All these data indicated an altered PGE2-EP2 axis might be involved in the progression of ACLF.

Then, we investigated whether MIP-1β or IP-10 decreased the frequency of EP2⁺CD8⁺T cells. After incubated with the combination of MIP-1β and IP-10 for 7 days, PBMC isolated from HC showed decreased frequency of EP2⁺CD8⁺T cells (Fig. 4). However, there was no change in the frequency of EP2⁺CD8⁺T cells when incubated with MIP-1β or IP-10 alone (Fig. 4).

To determine the function of EP2-positive immune cells, we compared the phenotypes of EP2-positive cells with those of EP2-negative immune cells.
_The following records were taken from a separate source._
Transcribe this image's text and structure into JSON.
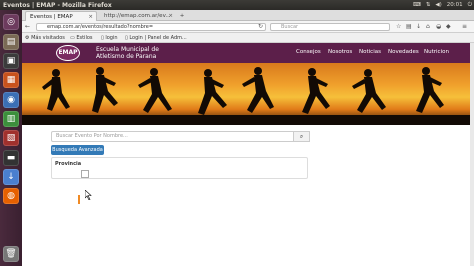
{
  "system": {
    "window_title": "Eventos | EMAP - Mozilla Firefox",
    "clock": "20:01"
  },
  "launcher": {
    "apps": [
      {
        "name": "dash-icon",
        "color": "#6d3b5e"
      },
      {
        "name": "files-icon",
        "color": "#7a6a55"
      },
      {
        "name": "terminal-icon",
        "color": "#3b3b3b"
      },
      {
        "name": "impress-icon",
        "color": "#c8521d"
      },
      {
        "name": "chromium-icon",
        "color": "#3b6fb5"
      },
      {
        "name": "calc-icon",
        "color": "#3c8f3c"
      },
      {
        "name": "software-center-icon",
        "color": "#a0302d"
      },
      {
        "name": "terminal-2-icon",
        "color": "#333333"
      },
      {
        "name": "downloads-icon",
        "color": "#4a7fcf"
      },
      {
        "name": "firefox-icon",
        "color": "#e66000"
      },
      {
        "name": "trash-icon",
        "color": "#777777"
      }
    ]
  },
  "browser": {
    "tabs": [
      {
        "label": "Eventos | EMAP",
        "active": true
      },
      {
        "label": "http://emap.com.ar/ev...",
        "active": false
      }
    ],
    "url": "emap.com.ar/eventos/resultado?nombre=",
    "search_placeholder": "Buscar",
    "bookmarks": [
      {
        "label": "Más visitados"
      },
      {
        "label": "Estilos"
      },
      {
        "label": "login"
      },
      {
        "label": "Login | Panel de Adm..."
      }
    ]
  },
  "site": {
    "logo": "EMAP",
    "brand_line1": "Escuela Municipal de",
    "brand_line2": "Atletismo de Parana",
    "menu": [
      {
        "label": "Consejos"
      },
      {
        "label": "Nosotros"
      },
      {
        "label": "Noticias"
      },
      {
        "label": "Novedades"
      },
      {
        "label": "Nutricion"
      }
    ],
    "brand_color": "#5c1f4a"
  },
  "search": {
    "placeholder": "Buscar Evento Por Nombre...",
    "button_icon": "search-icon",
    "advanced_label": "Busqueda Avanzada",
    "filter_label": "Provincia"
  }
}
Among all three groups, EP2-positive neutrophils and monocytes showed higher TLR2 and TLR4 expression than EP2-negative ones (Fig. 5a, b), indicating a higher response of EP2-positive cells to TLR4 and TLR2 ligands, such as LPS. There was also a marked increase in HLA-DR and CD11b expression on EP2⁺ monocytes compared with that on EP2- (Fig. 5c, d). Additionally, IFN-γ and IL-10 production in response to LPS was stronger in EP2⁺ PBMCs than in EP2- (Fig. 5e). After whole blood was stimulated with E. coli in vitro, ROS production was enhanced in EP2⁺ monocytes and neutrophils than in EP2⁻ ones (Fig. 5f). Intriguingly, the difference in these phenotypes between EP2⁺ immune cells and EP2⁻ immune cells seemed always larger in the ACLF group than in the HC and CHB groups, suggesting an immune imbalance in ACLF. These phenomena suggested an immune-activation role of EP2-positive immune cells.
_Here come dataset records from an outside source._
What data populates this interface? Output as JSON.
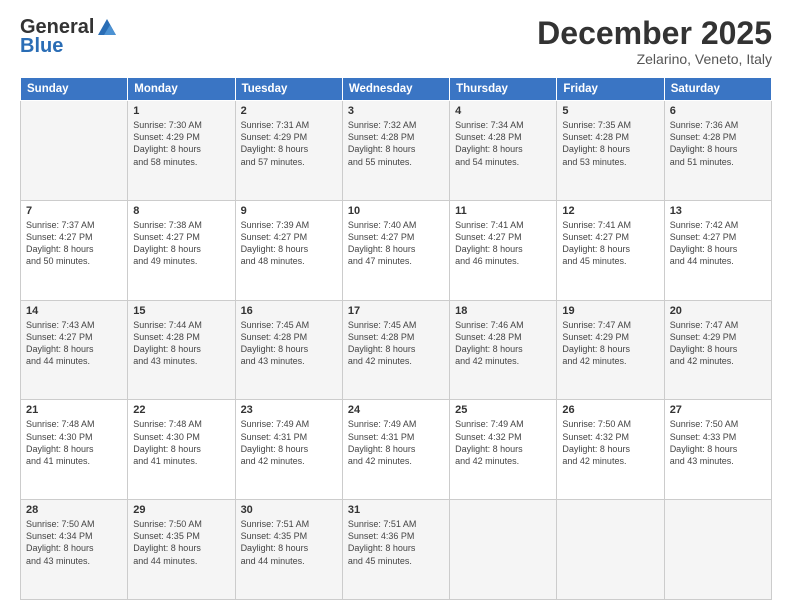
{
  "logo": {
    "general": "General",
    "blue": "Blue"
  },
  "header": {
    "month": "December 2025",
    "location": "Zelarino, Veneto, Italy"
  },
  "days_of_week": [
    "Sunday",
    "Monday",
    "Tuesday",
    "Wednesday",
    "Thursday",
    "Friday",
    "Saturday"
  ],
  "weeks": [
    [
      {
        "day": "",
        "info": ""
      },
      {
        "day": "1",
        "info": "Sunrise: 7:30 AM\nSunset: 4:29 PM\nDaylight: 8 hours\nand 58 minutes."
      },
      {
        "day": "2",
        "info": "Sunrise: 7:31 AM\nSunset: 4:29 PM\nDaylight: 8 hours\nand 57 minutes."
      },
      {
        "day": "3",
        "info": "Sunrise: 7:32 AM\nSunset: 4:28 PM\nDaylight: 8 hours\nand 55 minutes."
      },
      {
        "day": "4",
        "info": "Sunrise: 7:34 AM\nSunset: 4:28 PM\nDaylight: 8 hours\nand 54 minutes."
      },
      {
        "day": "5",
        "info": "Sunrise: 7:35 AM\nSunset: 4:28 PM\nDaylight: 8 hours\nand 53 minutes."
      },
      {
        "day": "6",
        "info": "Sunrise: 7:36 AM\nSunset: 4:28 PM\nDaylight: 8 hours\nand 51 minutes."
      }
    ],
    [
      {
        "day": "7",
        "info": "Sunrise: 7:37 AM\nSunset: 4:27 PM\nDaylight: 8 hours\nand 50 minutes."
      },
      {
        "day": "8",
        "info": "Sunrise: 7:38 AM\nSunset: 4:27 PM\nDaylight: 8 hours\nand 49 minutes."
      },
      {
        "day": "9",
        "info": "Sunrise: 7:39 AM\nSunset: 4:27 PM\nDaylight: 8 hours\nand 48 minutes."
      },
      {
        "day": "10",
        "info": "Sunrise: 7:40 AM\nSunset: 4:27 PM\nDaylight: 8 hours\nand 47 minutes."
      },
      {
        "day": "11",
        "info": "Sunrise: 7:41 AM\nSunset: 4:27 PM\nDaylight: 8 hours\nand 46 minutes."
      },
      {
        "day": "12",
        "info": "Sunrise: 7:41 AM\nSunset: 4:27 PM\nDaylight: 8 hours\nand 45 minutes."
      },
      {
        "day": "13",
        "info": "Sunrise: 7:42 AM\nSunset: 4:27 PM\nDaylight: 8 hours\nand 44 minutes."
      }
    ],
    [
      {
        "day": "14",
        "info": "Sunrise: 7:43 AM\nSunset: 4:27 PM\nDaylight: 8 hours\nand 44 minutes."
      },
      {
        "day": "15",
        "info": "Sunrise: 7:44 AM\nSunset: 4:28 PM\nDaylight: 8 hours\nand 43 minutes."
      },
      {
        "day": "16",
        "info": "Sunrise: 7:45 AM\nSunset: 4:28 PM\nDaylight: 8 hours\nand 43 minutes."
      },
      {
        "day": "17",
        "info": "Sunrise: 7:45 AM\nSunset: 4:28 PM\nDaylight: 8 hours\nand 42 minutes."
      },
      {
        "day": "18",
        "info": "Sunrise: 7:46 AM\nSunset: 4:28 PM\nDaylight: 8 hours\nand 42 minutes."
      },
      {
        "day": "19",
        "info": "Sunrise: 7:47 AM\nSunset: 4:29 PM\nDaylight: 8 hours\nand 42 minutes."
      },
      {
        "day": "20",
        "info": "Sunrise: 7:47 AM\nSunset: 4:29 PM\nDaylight: 8 hours\nand 42 minutes."
      }
    ],
    [
      {
        "day": "21",
        "info": "Sunrise: 7:48 AM\nSunset: 4:30 PM\nDaylight: 8 hours\nand 41 minutes."
      },
      {
        "day": "22",
        "info": "Sunrise: 7:48 AM\nSunset: 4:30 PM\nDaylight: 8 hours\nand 41 minutes."
      },
      {
        "day": "23",
        "info": "Sunrise: 7:49 AM\nSunset: 4:31 PM\nDaylight: 8 hours\nand 42 minutes."
      },
      {
        "day": "24",
        "info": "Sunrise: 7:49 AM\nSunset: 4:31 PM\nDaylight: 8 hours\nand 42 minutes."
      },
      {
        "day": "25",
        "info": "Sunrise: 7:49 AM\nSunset: 4:32 PM\nDaylight: 8 hours\nand 42 minutes."
      },
      {
        "day": "26",
        "info": "Sunrise: 7:50 AM\nSunset: 4:32 PM\nDaylight: 8 hours\nand 42 minutes."
      },
      {
        "day": "27",
        "info": "Sunrise: 7:50 AM\nSunset: 4:33 PM\nDaylight: 8 hours\nand 43 minutes."
      }
    ],
    [
      {
        "day": "28",
        "info": "Sunrise: 7:50 AM\nSunset: 4:34 PM\nDaylight: 8 hours\nand 43 minutes."
      },
      {
        "day": "29",
        "info": "Sunrise: 7:50 AM\nSunset: 4:35 PM\nDaylight: 8 hours\nand 44 minutes."
      },
      {
        "day": "30",
        "info": "Sunrise: 7:51 AM\nSunset: 4:35 PM\nDaylight: 8 hours\nand 44 minutes."
      },
      {
        "day": "31",
        "info": "Sunrise: 7:51 AM\nSunset: 4:36 PM\nDaylight: 8 hours\nand 45 minutes."
      },
      {
        "day": "",
        "info": ""
      },
      {
        "day": "",
        "info": ""
      },
      {
        "day": "",
        "info": ""
      }
    ]
  ]
}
To explore the exact role of EP2 in immune cells in ACLF patients, we blocked EP2 and observed the change in cytokines, ROS production and phagocytosis. Blockade of EP2 on PBMCs from ACLF but not from CHB or HC could increase the secretion of IFN-γ and IL-10 (Fig. 6a). Moreover, this blockade also increased the secretion of many other cytokines, such as IL-6, TNF-α, and MCP-1 in ACLF (Fig. 6b). Additionally, ROS production in monocytes and neutrophils from ACLF patients was markedly enhanced after EP2 blockade in vitro (Fig. 6c). However, such blockade decreased monocytic phagocytosis in the ACLF group but not in the HC or CHB group (Fig. 6d). No significant change was seen in the phagocytosis of neutrophils (Fig. 6d).
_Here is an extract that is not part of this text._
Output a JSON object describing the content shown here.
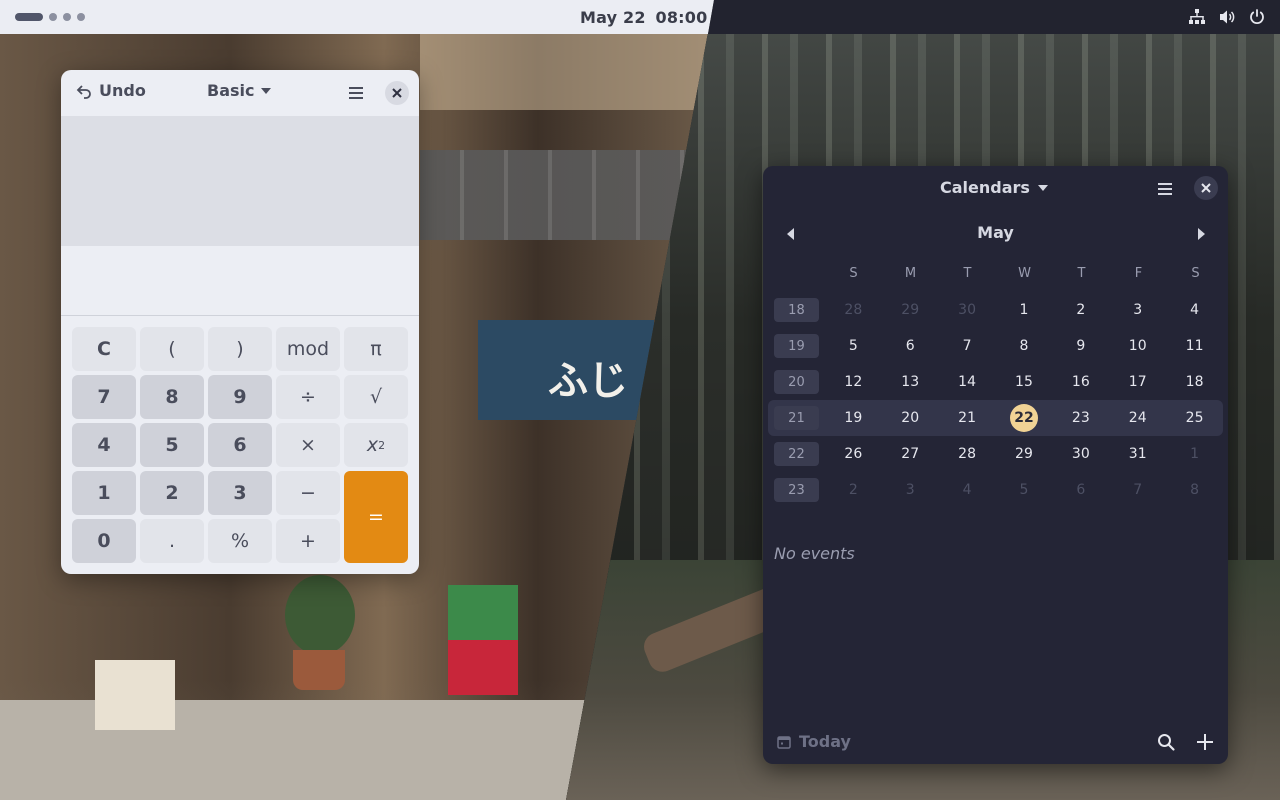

To explore potential drugs for the treatment of ACLF, we employed butaprost, an EP2-selective agonist, to PBMCs isolated from patients with ACLF. There was a significant decrease in IL-2, IL-4, TNF-α, MIP-1β and FGF basic in the supernatants after EP2 was agonized under stimulation of LPS, indicating an anti-inflammatory role of butaprost in ACLF (Fig. 7). In the meantime, there was also a marked increase of G-CSF (Fig. 7), a cytokine that have been proved to promote liver regeneration [14].